The California Collaborative for Educational Excellence will focus on how school districts can use the data from the state’s new school accountability system to guide school and district improvement, said Joshua Daniels, director of outreach and communications for the agency and a school board member from the Berkeley Unified School District.
The State Board of Education passed the system earlier this month, and early next year, schools and districts will get their first look at their new data-filled report cards, with results of multiple indicators of school climate and student achievement, including measures of career and college readiness, test scores and suspension rates. The question for districts will be: “What then?”
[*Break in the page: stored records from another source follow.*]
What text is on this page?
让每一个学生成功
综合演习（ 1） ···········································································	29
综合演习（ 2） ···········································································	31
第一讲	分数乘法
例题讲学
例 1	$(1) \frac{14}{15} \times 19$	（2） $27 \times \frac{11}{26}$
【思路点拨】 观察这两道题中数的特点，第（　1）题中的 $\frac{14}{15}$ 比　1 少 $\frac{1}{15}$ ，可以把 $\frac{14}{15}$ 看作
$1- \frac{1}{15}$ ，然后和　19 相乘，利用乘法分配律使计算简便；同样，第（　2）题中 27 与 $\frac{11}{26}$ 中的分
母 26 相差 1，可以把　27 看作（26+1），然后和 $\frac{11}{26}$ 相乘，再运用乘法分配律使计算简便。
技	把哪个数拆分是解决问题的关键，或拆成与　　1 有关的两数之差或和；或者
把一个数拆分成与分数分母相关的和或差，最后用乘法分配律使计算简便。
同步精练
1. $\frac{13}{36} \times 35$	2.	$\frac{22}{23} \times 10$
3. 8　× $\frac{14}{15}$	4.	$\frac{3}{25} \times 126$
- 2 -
Districts are already required to consult with parents and teachers to create and annually update a plan for how they will use state funding to improve student performance. It’s called a Local Control and Accountability Plan, and districts will write their second version, which will cover three years, in the spring of 2017. The goal should be to use the results of the report cards to set improvement goals and make spending decisions in the LCAP, particularly as they affect low-performing student subgroups, Daniels said.
The new report cards, technically called evaluation rubrics, will have links to best practices statewide. So, for example, if statewide data flag a district’s or specific school’s high suspension rate for Latino middle school students or a high percentage of low-income students with poor test results on Common Core math, parents and district board members can use the suggestions as guides for targeting resources and interventions in their LCAPs.
The Legislature created the agency in 2013, creating as law the Local Control Funding Formula. Daniels is one of a handful of employees reporting to a five-member board of directors, appointed by the governor, the superintendent of public instruction, the state board and leaders of the Legislature.
The agency, which has been waiting for the passage of the accountability system to begin its work, received $24 million in state funding this year. One of its jobs is to oversee comprehensive assistance and eventually intervene in the lowest-performing schools and districts. It will also be an assistance broker, bringing together districts that seek help in specific areas, like improving programs for English learners, with other district consultants with expertise. Last week, the Sausalito Marin City School District agreed to make an academically struggling middle school one of four agency demonstration projects this year.
The agency’s other charge is to encourage districts to effectively use the LCAP process and the formula’s extra money for “high-needs” students, including low-income students and English learners. Several studies by advocacy groups have criticized school districts’ failure to follow the law for serving high-needs students and the state board’s regulations for the LCAP.
Daniels acknowledged inconsistencies in districts’ LCAP implementation and oversight of the regulations by county offices of education. In part, it’s a learning curve, he said. The workshops are an effort to create more uniformity, he said.
The agency is scheduling the workshops in convention centers in Sacramento, Los Angeles, San Jose, Fresno, San Diego, Bakersfield, Redding and Ontario with the hope that thousands of parents, teachers, district administrators and board members will turn out. The agency, which is now accepting registration, is encouraging districts to organize contingents, though everyone is welcome, Daniels said.